I had already started the commute a little late.  After I dropped the kiddos off and left the daycare an urgent call of nature forced me to stop at home first before I continued to work.  I got started on my commute about 10 minutes late.  I usually get to work around ten minutes to 8, so, no biggie right?

I got to work at about 10 after 9.  About an hour late.

Friday, October 7, 2011

Learning Against Her Will

Batman riding a rainbow unicorn over a purple dolphin sea.
Emma is reluctant to study anything other than what she knows is going to be on her tests.  She will fight with me, for example, if I attempt to get her to give me the meaning of something that she knows she will not be tested on.  

Last night we were going over definitions for a Social Studies test.  The teacher had placed an asterisk by all the terms on a list that would be on the test but there were maybe fifteen or so additional terms and I forced Emma to review those too.

"Daddy, Mrs.

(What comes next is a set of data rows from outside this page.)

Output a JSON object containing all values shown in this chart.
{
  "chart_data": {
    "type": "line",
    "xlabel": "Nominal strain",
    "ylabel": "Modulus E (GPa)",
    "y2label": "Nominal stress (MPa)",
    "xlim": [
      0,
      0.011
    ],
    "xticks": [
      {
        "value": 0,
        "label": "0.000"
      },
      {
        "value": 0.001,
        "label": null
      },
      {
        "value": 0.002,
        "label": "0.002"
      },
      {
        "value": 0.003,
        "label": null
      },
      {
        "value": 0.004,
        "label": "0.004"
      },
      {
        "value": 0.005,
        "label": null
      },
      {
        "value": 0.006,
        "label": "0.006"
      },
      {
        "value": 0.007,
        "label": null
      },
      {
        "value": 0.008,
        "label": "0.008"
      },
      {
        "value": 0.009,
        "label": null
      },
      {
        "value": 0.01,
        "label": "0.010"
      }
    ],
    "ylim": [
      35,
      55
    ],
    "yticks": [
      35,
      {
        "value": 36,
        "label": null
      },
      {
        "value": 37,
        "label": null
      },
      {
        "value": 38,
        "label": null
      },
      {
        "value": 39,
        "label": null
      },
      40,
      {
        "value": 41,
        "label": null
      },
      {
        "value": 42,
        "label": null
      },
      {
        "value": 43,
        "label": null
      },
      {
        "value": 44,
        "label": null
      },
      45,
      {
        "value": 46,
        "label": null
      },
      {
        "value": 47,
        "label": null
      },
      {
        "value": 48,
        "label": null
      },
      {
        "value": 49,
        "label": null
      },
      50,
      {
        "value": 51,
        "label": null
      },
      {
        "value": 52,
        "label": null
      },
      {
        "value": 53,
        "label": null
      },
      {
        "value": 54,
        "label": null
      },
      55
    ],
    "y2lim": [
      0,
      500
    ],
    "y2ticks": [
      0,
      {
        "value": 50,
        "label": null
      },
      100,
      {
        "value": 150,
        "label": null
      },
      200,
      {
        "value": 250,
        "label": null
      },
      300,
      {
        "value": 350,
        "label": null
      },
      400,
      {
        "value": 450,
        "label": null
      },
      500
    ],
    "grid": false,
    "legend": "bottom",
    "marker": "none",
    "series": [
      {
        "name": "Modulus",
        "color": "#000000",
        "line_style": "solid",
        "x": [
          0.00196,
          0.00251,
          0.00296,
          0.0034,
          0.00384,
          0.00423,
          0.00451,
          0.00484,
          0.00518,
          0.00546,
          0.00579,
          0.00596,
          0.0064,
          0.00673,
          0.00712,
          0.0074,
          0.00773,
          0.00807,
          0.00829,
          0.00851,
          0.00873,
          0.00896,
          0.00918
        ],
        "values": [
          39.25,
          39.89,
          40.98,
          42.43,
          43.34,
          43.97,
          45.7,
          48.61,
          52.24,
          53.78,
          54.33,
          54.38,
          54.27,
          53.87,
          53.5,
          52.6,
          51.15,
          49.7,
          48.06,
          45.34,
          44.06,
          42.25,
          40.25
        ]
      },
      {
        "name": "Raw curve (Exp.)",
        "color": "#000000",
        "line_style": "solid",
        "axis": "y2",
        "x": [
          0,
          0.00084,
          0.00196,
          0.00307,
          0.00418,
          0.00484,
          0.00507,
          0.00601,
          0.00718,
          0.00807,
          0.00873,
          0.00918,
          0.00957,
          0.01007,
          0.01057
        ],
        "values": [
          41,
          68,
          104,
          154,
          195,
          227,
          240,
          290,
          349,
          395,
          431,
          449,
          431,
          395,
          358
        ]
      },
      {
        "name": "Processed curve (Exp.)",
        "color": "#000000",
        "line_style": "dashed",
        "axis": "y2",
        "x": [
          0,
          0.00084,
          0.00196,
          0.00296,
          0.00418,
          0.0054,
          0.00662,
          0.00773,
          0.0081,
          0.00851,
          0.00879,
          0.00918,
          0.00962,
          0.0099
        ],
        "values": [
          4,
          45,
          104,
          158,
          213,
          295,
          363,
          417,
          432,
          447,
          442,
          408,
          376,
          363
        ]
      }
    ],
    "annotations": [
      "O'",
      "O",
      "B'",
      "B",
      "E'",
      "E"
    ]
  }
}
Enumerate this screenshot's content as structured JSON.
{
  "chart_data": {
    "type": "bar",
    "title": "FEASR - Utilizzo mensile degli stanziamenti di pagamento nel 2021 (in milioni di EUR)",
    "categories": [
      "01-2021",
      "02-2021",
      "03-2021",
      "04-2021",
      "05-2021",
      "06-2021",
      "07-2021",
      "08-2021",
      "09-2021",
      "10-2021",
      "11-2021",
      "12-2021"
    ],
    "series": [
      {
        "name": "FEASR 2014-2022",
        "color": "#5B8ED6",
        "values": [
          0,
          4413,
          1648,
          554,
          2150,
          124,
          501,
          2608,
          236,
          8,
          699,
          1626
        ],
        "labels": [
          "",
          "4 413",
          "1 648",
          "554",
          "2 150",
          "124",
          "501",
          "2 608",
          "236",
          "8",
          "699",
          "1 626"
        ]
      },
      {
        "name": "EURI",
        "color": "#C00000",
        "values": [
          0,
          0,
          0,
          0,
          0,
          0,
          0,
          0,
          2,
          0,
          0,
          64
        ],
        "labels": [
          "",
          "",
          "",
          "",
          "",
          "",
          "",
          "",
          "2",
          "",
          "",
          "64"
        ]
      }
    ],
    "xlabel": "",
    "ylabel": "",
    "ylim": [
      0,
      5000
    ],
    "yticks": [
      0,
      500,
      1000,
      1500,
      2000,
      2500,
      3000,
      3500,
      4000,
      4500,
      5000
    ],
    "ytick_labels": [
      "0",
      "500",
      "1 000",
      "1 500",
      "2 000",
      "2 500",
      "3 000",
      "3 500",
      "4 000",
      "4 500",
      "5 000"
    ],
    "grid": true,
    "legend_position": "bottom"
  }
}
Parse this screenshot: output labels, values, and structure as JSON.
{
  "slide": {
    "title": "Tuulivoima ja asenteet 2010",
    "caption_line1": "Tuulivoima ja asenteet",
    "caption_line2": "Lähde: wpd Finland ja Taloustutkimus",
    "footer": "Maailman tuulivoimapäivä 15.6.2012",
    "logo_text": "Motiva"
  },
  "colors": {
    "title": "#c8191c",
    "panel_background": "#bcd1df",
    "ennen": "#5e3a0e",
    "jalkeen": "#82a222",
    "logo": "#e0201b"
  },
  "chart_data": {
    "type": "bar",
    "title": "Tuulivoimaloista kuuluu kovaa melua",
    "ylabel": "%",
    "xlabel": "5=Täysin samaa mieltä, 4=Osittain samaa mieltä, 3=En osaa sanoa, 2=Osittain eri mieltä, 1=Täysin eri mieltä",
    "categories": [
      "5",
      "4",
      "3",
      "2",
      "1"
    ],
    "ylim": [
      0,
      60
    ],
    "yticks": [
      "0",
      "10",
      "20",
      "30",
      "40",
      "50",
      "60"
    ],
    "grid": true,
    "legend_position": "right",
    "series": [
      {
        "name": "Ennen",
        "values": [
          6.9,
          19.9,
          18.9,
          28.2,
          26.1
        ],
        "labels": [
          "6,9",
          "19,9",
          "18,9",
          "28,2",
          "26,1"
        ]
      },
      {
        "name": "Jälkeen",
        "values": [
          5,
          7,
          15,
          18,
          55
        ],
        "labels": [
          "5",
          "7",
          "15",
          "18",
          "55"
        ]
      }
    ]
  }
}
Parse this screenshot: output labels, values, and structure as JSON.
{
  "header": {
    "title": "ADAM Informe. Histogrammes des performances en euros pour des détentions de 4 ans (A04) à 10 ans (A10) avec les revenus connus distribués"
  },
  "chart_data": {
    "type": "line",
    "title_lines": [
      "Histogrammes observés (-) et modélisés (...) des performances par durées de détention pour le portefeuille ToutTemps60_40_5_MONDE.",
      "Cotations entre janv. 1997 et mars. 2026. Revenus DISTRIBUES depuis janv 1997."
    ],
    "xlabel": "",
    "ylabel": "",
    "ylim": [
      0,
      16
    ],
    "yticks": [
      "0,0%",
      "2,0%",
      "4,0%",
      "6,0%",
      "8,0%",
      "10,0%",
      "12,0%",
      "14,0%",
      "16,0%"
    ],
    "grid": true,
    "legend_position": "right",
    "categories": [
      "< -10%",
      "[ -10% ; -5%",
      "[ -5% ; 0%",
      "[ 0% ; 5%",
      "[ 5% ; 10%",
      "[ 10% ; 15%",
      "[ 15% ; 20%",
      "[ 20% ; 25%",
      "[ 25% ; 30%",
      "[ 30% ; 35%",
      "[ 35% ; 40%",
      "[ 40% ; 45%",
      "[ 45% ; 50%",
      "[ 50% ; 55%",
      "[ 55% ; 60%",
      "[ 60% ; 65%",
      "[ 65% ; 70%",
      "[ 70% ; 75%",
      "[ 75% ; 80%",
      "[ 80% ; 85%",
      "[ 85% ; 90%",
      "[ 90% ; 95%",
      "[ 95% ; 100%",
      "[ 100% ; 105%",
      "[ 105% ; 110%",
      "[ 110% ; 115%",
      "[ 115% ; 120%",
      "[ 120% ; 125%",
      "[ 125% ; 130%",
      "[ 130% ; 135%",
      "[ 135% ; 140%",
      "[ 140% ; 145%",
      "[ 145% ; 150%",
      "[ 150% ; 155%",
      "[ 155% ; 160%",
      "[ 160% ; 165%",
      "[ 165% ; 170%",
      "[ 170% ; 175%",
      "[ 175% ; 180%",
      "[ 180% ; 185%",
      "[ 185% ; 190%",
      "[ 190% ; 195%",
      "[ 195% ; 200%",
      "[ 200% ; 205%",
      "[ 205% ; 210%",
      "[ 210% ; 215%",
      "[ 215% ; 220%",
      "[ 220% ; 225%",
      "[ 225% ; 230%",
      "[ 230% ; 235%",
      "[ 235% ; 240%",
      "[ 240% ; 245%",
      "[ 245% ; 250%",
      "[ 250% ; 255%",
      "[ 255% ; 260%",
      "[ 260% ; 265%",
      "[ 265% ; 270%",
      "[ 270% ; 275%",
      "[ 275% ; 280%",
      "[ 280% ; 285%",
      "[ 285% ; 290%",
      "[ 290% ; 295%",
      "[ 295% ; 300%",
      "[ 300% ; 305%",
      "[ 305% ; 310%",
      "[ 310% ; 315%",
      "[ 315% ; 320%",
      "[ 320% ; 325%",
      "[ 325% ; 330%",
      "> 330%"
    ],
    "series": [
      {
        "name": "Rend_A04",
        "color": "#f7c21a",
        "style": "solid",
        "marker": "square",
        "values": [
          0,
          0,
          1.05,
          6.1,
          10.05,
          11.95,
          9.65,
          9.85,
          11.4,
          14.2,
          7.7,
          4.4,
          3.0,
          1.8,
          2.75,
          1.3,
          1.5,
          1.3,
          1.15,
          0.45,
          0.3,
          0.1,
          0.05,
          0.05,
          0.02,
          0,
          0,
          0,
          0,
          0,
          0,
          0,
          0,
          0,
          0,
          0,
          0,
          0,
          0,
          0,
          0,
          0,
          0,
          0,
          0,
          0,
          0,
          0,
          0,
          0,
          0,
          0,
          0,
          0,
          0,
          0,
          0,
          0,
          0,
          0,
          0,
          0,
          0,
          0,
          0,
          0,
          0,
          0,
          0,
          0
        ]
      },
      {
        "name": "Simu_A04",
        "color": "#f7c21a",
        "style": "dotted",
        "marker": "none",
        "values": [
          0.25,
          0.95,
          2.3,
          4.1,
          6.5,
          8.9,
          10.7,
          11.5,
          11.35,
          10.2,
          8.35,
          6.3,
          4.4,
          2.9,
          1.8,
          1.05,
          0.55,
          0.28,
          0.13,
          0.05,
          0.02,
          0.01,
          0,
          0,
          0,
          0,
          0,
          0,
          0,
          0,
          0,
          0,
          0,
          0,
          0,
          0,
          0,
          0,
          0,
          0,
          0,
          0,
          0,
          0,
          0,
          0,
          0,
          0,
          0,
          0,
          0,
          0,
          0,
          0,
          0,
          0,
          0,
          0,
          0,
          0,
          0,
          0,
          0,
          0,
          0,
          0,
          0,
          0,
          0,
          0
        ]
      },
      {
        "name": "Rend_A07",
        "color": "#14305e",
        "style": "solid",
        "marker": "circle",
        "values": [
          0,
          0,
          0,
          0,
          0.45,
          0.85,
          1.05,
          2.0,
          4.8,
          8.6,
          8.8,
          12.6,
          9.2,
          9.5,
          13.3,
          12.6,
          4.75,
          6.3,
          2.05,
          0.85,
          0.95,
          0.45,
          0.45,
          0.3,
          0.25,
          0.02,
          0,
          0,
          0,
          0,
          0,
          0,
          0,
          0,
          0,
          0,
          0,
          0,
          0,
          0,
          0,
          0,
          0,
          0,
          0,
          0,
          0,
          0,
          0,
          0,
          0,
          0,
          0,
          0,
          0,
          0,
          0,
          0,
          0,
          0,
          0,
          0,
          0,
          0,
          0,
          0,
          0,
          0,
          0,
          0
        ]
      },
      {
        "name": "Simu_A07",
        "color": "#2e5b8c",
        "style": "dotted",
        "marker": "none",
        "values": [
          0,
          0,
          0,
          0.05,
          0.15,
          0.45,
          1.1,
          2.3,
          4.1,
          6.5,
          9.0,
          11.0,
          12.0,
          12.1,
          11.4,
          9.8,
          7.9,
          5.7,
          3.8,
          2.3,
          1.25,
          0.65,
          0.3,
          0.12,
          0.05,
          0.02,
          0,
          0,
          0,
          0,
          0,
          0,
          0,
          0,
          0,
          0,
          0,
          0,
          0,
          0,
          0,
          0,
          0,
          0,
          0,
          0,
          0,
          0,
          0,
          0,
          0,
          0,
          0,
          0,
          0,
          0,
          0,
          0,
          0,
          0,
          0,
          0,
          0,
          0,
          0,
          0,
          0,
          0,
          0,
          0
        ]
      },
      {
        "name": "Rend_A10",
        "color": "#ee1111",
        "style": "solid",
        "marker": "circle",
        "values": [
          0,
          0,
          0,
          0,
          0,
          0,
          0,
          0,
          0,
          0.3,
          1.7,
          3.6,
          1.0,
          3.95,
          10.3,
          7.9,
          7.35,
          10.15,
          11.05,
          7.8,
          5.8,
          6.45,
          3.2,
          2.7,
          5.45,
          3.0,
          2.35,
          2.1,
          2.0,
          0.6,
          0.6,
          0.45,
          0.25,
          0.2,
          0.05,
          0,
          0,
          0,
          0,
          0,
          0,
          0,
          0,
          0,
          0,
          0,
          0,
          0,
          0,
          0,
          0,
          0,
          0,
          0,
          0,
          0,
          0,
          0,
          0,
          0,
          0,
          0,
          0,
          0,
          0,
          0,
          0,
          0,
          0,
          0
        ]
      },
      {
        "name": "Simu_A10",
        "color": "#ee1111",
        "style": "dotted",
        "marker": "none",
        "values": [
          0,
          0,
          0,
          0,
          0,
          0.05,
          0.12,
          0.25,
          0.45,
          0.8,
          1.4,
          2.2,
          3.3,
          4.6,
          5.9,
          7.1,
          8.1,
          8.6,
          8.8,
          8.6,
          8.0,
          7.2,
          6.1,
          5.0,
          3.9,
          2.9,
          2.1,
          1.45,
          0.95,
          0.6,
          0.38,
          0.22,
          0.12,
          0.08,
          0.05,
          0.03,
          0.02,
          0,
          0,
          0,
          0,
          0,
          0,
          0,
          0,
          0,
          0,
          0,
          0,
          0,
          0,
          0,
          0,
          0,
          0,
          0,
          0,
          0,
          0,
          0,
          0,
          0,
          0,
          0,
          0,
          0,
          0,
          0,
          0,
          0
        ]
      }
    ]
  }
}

G said that's not going to be on the test."

"I know honey, I still think you should know it."

"But she said we don't have to."

"But I said you do."
 

"But Daddeeeeeee. . . "

And so on.  She fought me and got all sullen because I made her tell me what a savannah was. . . or a mesa. . . when all she really needed to know for the test was grassland or prairie or plateau.  But ultimately she got them and we moved on with our evening and she went to bed.  I think she might have been a little tired, having just finished a 3 hour softball game the hour before.


So this morning after breakfast, I was giving her a practice spelling test and "rainbow" was on the list of words.  It was number 19 of 20, but before I gave her the last word (scrape) I said "unicorn" instead.  Because really, you can't have rainbows without unicorns.  I think that's pretty much understood.
 

But it was not on her list of words.  I waited for the protest.  This time I was going to immediately capitulate since i was really only teasing her, but she spelled it out on the paper correctly, quietly concentrating as she wrote it out. . . and then looked up as if I'd just slapped her and did some sort of weird double-take, saying, "Wait, what did you just say?"
 

"Unicorn."
 

She scowled in confusion.  "Was that on the list?"
 

"No sweetie," I smiled in reply.
 

She was just on autopilot, too sleepy to notice or too in-the-zone. She got mock angry with me for tricking her into learning something; scowling unconvincingly before smiling and laughing with me when I pointed out that she spelled it right in spite of herself.